IQVIA Benefits Handbook
TAX TREATMENT
There are some important tax issues that you should be aware of when using IQVIA FSAs, including how pre-tax contributions can save you money and details about the dependent care tax credit.
Pre-Tax Contributions
Your contributions and reimbursements are not subject to federal, Social Security or Medicare and in most cases, state and local taxes. By paying for your health and dependent care expenses with pre-tax money, your take-home pay is more than if you paid the expenses after taxes.
An Example
You could save $2,592 each year if:
  • You and your spouse both work and together make $90,000 per year.
  • You have one dependent child, and you file a joint return.
  • You contribute $2,400 to a Health Care FSA.
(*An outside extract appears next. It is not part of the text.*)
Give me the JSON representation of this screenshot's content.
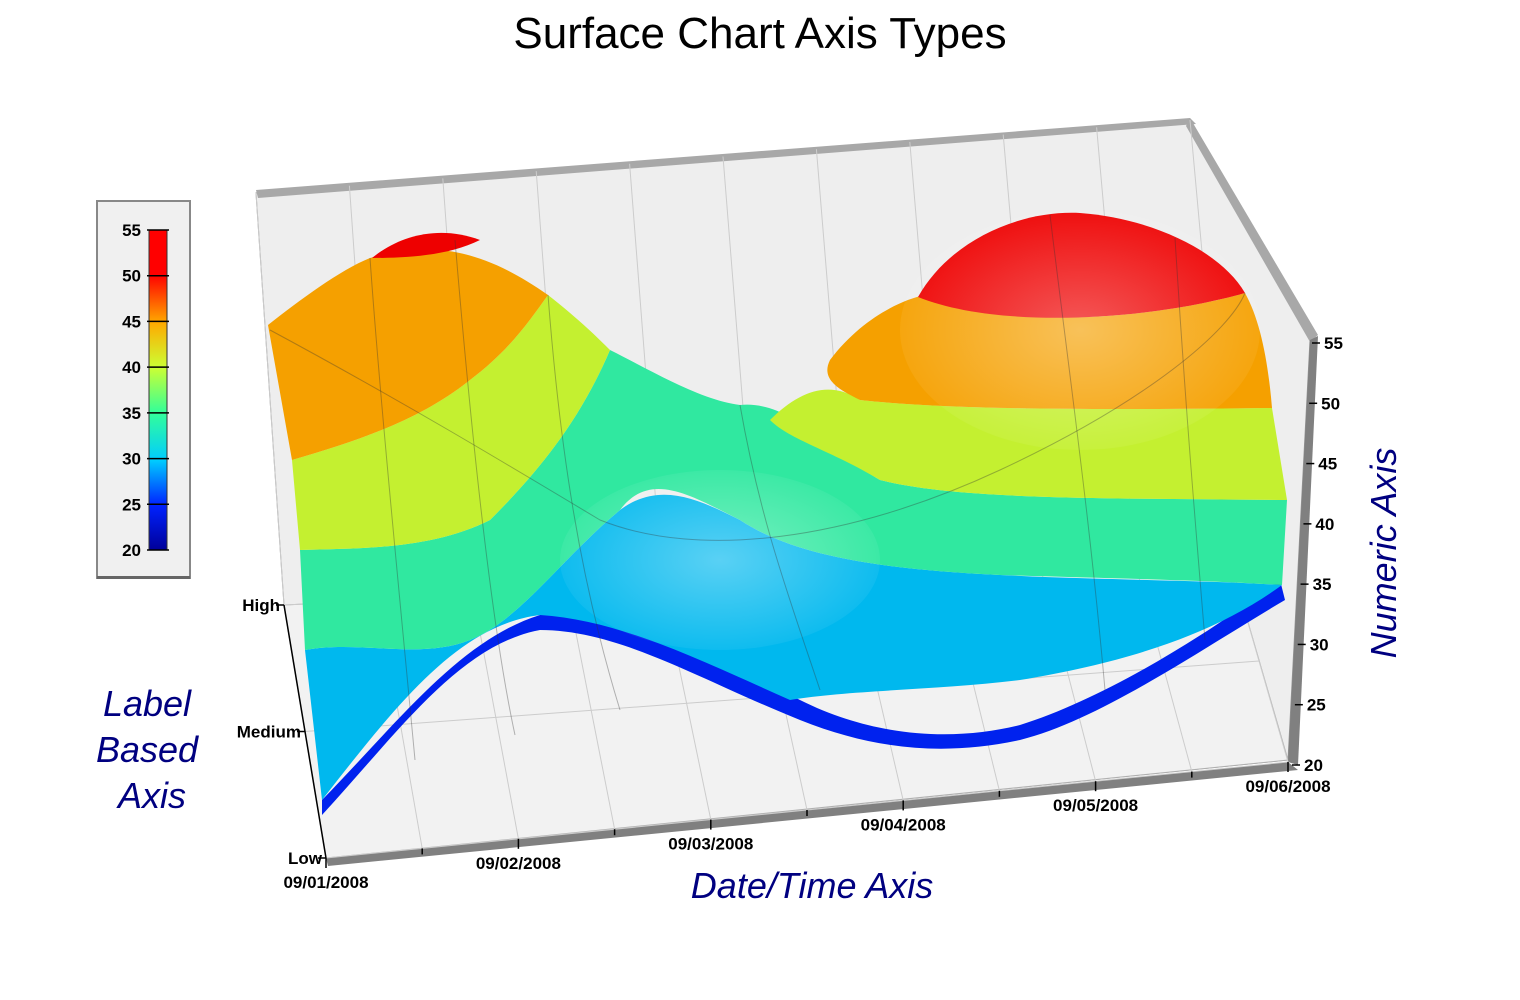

  • You contribute $5,000 to the Dependent Care FSA to pay for care while your spouse works.
Health Care and Dependent Care Expenses
 
With the FSAs
Without the FSAs
Gross Monthly Salary
$7,500
$7,500
Health Care FSA
– $200
$0
Dependent Care FSA
– $416
$0
Taxable Income
$6,884
$7,500
Taxes
– $2,409
– $2,625
Take-home Pay after Taxes
$4,475
$4,875
After-tax Health Care Expenses
$0
– $200
After-tax Dependent Care expenses
$0
– $416
Monthly Take-home Pay
$4,475
$4,259
Estimated Tax Savings*
$216/month,
or $2,592/year
 
* The tax savings shown here are general estimates only. Your actual taxes may be more or less, as tax rates may vary based on your location and your tax filing status.
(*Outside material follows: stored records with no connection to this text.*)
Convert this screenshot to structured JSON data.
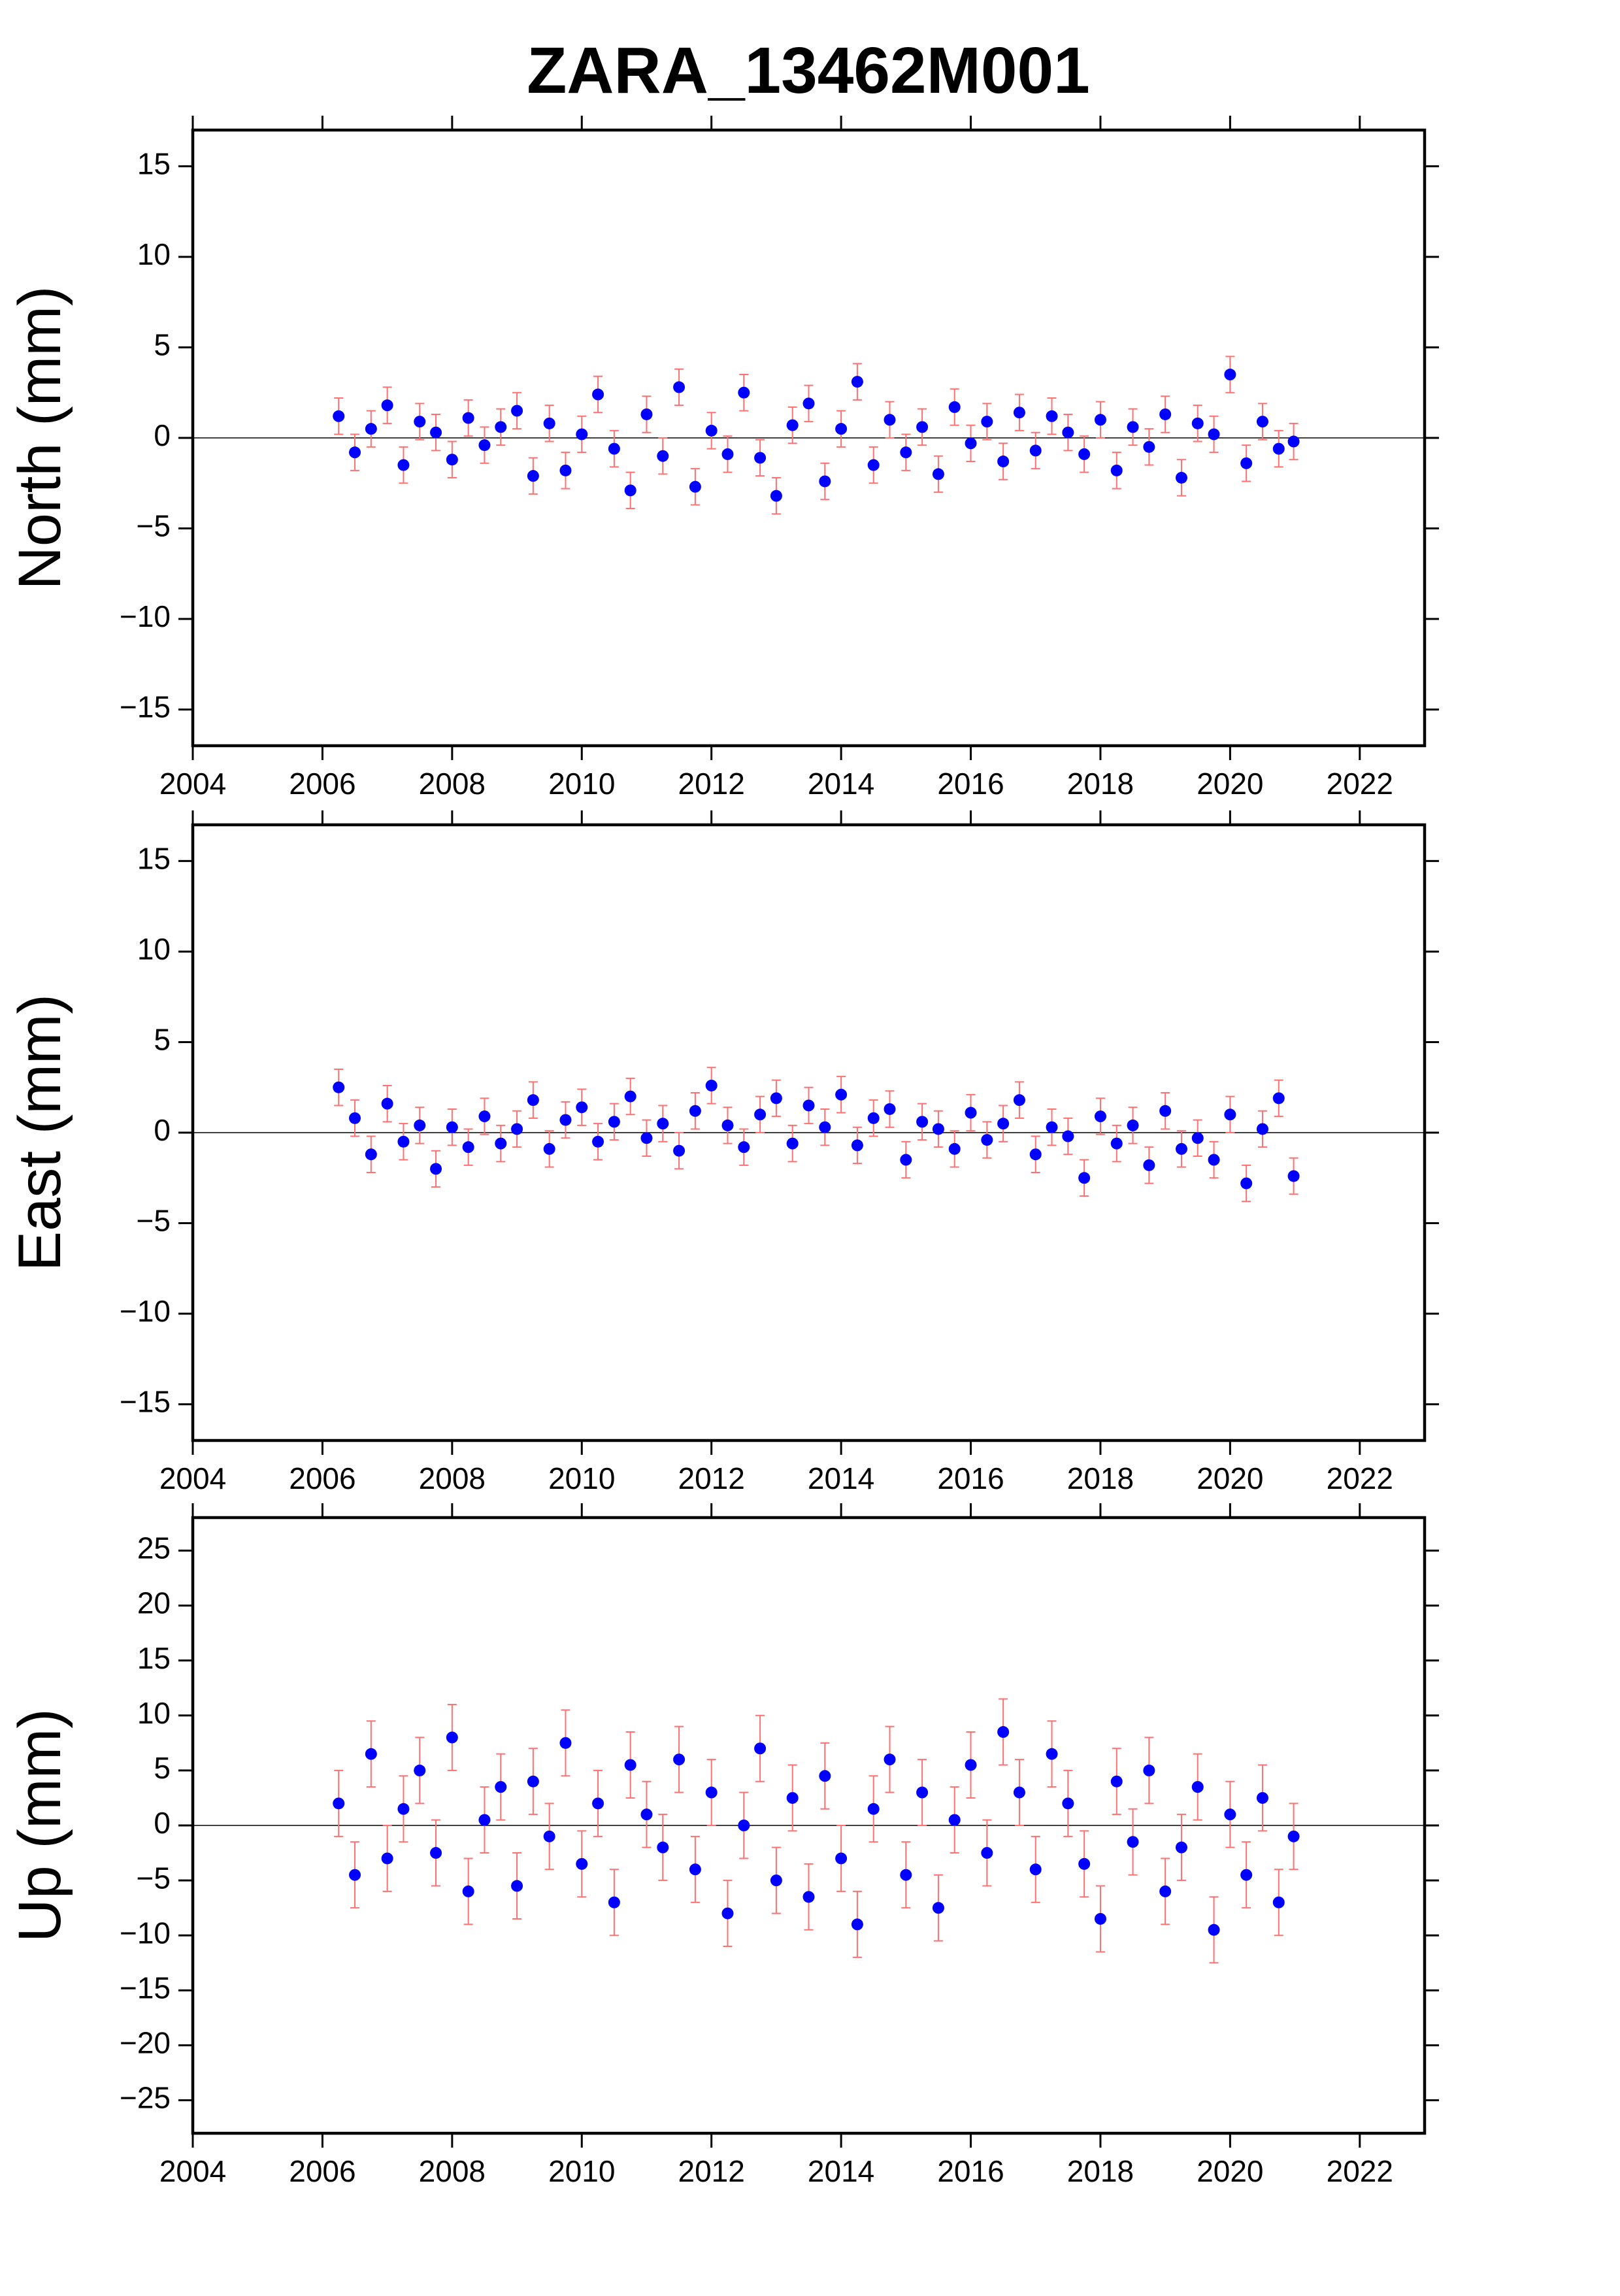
{
  "title": "ZARA_13462M001",
  "chart_data": [
    {
      "type": "scatter",
      "ylabel": "North (mm)",
      "color": "#0000ff",
      "error_color": "#ff7070",
      "error": 1.0,
      "zero_line": true,
      "grid": false,
      "xlim": [
        2004,
        2023
      ],
      "xticks": [
        2004,
        2006,
        2008,
        2010,
        2012,
        2014,
        2016,
        2018,
        2020,
        2022
      ],
      "ylim": [
        -17,
        17
      ],
      "yticks": [
        {
          "value": -15,
          "label": "−15"
        },
        {
          "value": -10,
          "label": "−10"
        },
        {
          "value": -5,
          "label": "−5"
        },
        0,
        5,
        10,
        15
      ],
      "x": [
        2006.25,
        2006.5,
        2006.75,
        2007,
        2007.25,
        2007.5,
        2007.75,
        2008,
        2008.25,
        2008.5,
        2008.75,
        2009,
        2009.25,
        2009.5,
        2009.75,
        2010,
        2010.25,
        2010.5,
        2010.75,
        2011,
        2011.25,
        2011.5,
        2011.75,
        2012,
        2012.25,
        2012.5,
        2012.75,
        2013,
        2013.25,
        2013.5,
        2013.75,
        2014,
        2014.25,
        2014.5,
        2014.75,
        2015,
        2015.25,
        2015.5,
        2015.75,
        2016,
        2016.25,
        2016.5,
        2016.75,
        2017,
        2017.25,
        2017.5,
        2017.75,
        2018,
        2018.25,
        2018.5,
        2018.75,
        2019,
        2019.25,
        2019.5,
        2019.75,
        2020,
        2020.25,
        2020.5,
        2020.75,
        2020.98
      ],
      "values": [
        1.2,
        -0.8,
        0.5,
        1.8,
        -1.5,
        0.9,
        0.3,
        -1.2,
        1.1,
        -0.4,
        0.6,
        1.5,
        -2.1,
        0.8,
        -1.8,
        0.2,
        2.4,
        -0.6,
        -2.9,
        1.3,
        -1.0,
        2.8,
        -2.7,
        0.4,
        -0.9,
        2.5,
        -1.1,
        -3.2,
        0.7,
        1.9,
        -2.4,
        0.5,
        3.1,
        -1.5,
        1.0,
        -0.8,
        0.6,
        -2.0,
        1.7,
        -0.3,
        0.9,
        -1.3,
        1.4,
        -0.7,
        1.2,
        0.3,
        -0.9,
        1.0,
        -1.8,
        0.6,
        -0.5,
        1.3,
        -2.2,
        0.8,
        0.2,
        3.5,
        -1.4,
        0.9,
        -0.6,
        -0.2
      ]
    },
    {
      "type": "scatter",
      "ylabel": "East (mm)",
      "color": "#0000ff",
      "error_color": "#ff7070",
      "error": 1.0,
      "zero_line": true,
      "grid": false,
      "xlim": [
        2004,
        2023
      ],
      "xticks": [
        2004,
        2006,
        2008,
        2010,
        2012,
        2014,
        2016,
        2018,
        2020,
        2022
      ],
      "ylim": [
        -17,
        17
      ],
      "yticks": [
        {
          "value": -15,
          "label": "−15"
        },
        {
          "value": -10,
          "label": "−10"
        },
        {
          "value": -5,
          "label": "−5"
        },
        0,
        5,
        10,
        15
      ],
      "x": [
        2006.25,
        2006.5,
        2006.75,
        2007,
        2007.25,
        2007.5,
        2007.75,
        2008,
        2008.25,
        2008.5,
        2008.75,
        2009,
        2009.25,
        2009.5,
        2009.75,
        2010,
        2010.25,
        2010.5,
        2010.75,
        2011,
        2011.25,
        2011.5,
        2011.75,
        2012,
        2012.25,
        2012.5,
        2012.75,
        2013,
        2013.25,
        2013.5,
        2013.75,
        2014,
        2014.25,
        2014.5,
        2014.75,
        2015,
        2015.25,
        2015.5,
        2015.75,
        2016,
        2016.25,
        2016.5,
        2016.75,
        2017,
        2017.25,
        2017.5,
        2017.75,
        2018,
        2018.25,
        2018.5,
        2018.75,
        2019,
        2019.25,
        2019.5,
        2019.75,
        2020,
        2020.25,
        2020.5,
        2020.75,
        2020.98
      ],
      "values": [
        2.5,
        0.8,
        -1.2,
        1.6,
        -0.5,
        0.4,
        -2.0,
        0.3,
        -0.8,
        0.9,
        -0.6,
        0.2,
        1.8,
        -0.9,
        0.7,
        1.4,
        -0.5,
        0.6,
        2.0,
        -0.3,
        0.5,
        -1.0,
        1.2,
        2.6,
        0.4,
        -0.8,
        1.0,
        1.9,
        -0.6,
        1.5,
        0.3,
        2.1,
        -0.7,
        0.8,
        1.3,
        -1.5,
        0.6,
        0.2,
        -0.9,
        1.1,
        -0.4,
        0.5,
        1.8,
        -1.2,
        0.3,
        -0.2,
        -2.5,
        0.9,
        -0.6,
        0.4,
        -1.8,
        1.2,
        -0.9,
        -0.3,
        -1.5,
        1.0,
        -2.8,
        0.2,
        1.9,
        -2.4
      ]
    },
    {
      "type": "scatter",
      "ylabel": "Up (mm)",
      "color": "#0000ff",
      "error_color": "#ff7070",
      "error": 3.0,
      "zero_line": true,
      "grid": false,
      "xlim": [
        2004,
        2023
      ],
      "xticks": [
        2004,
        2006,
        2008,
        2010,
        2012,
        2014,
        2016,
        2018,
        2020,
        2022
      ],
      "ylim": [
        -28,
        28
      ],
      "yticks": [
        {
          "value": -25,
          "label": "−25"
        },
        {
          "value": -20,
          "label": "−20"
        },
        {
          "value": -15,
          "label": "−15"
        },
        {
          "value": -10,
          "label": "−10"
        },
        {
          "value": -5,
          "label": "−5"
        },
        0,
        5,
        10,
        15,
        20,
        25
      ],
      "x": [
        2006.25,
        2006.5,
        2006.75,
        2007,
        2007.25,
        2007.5,
        2007.75,
        2008,
        2008.25,
        2008.5,
        2008.75,
        2009,
        2009.25,
        2009.5,
        2009.75,
        2010,
        2010.25,
        2010.5,
        2010.75,
        2011,
        2011.25,
        2011.5,
        2011.75,
        2012,
        2012.25,
        2012.5,
        2012.75,
        2013,
        2013.25,
        2013.5,
        2013.75,
        2014,
        2014.25,
        2014.5,
        2014.75,
        2015,
        2015.25,
        2015.5,
        2015.75,
        2016,
        2016.25,
        2016.5,
        2016.75,
        2017,
        2017.25,
        2017.5,
        2017.75,
        2018,
        2018.25,
        2018.5,
        2018.75,
        2019,
        2019.25,
        2019.5,
        2019.75,
        2020,
        2020.25,
        2020.5,
        2020.75,
        2020.98
      ],
      "values": [
        2.0,
        -4.5,
        6.5,
        -3.0,
        1.5,
        5.0,
        -2.5,
        8.0,
        -6.0,
        0.5,
        3.5,
        -5.5,
        4.0,
        -1.0,
        7.5,
        -3.5,
        2.0,
        -7.0,
        5.5,
        1.0,
        -2.0,
        6.0,
        -4.0,
        3.0,
        -8.0,
        0.0,
        7.0,
        -5.0,
        2.5,
        -6.5,
        4.5,
        -3.0,
        -9.0,
        1.5,
        6.0,
        -4.5,
        3.0,
        -7.5,
        0.5,
        5.5,
        -2.5,
        8.5,
        3.0,
        -4.0,
        6.5,
        2.0,
        -3.5,
        -8.5,
        4.0,
        -1.5,
        5.0,
        -6.0,
        -2.0,
        3.5,
        -9.5,
        1.0,
        -4.5,
        2.5,
        -7.0,
        -1.0
      ]
    }
  ]
}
Dependent Care FSA vs. Dependent Care Tax Credit
Using the Dependent Care FSA will affect the amount you can deduct for the federal dependent care tax credit. You may not take an income tax credit on your tax return and get reimbursed from your Dependent Care FSA for the same expenses.
You may want to consult a financial advisor regarding your individual situation.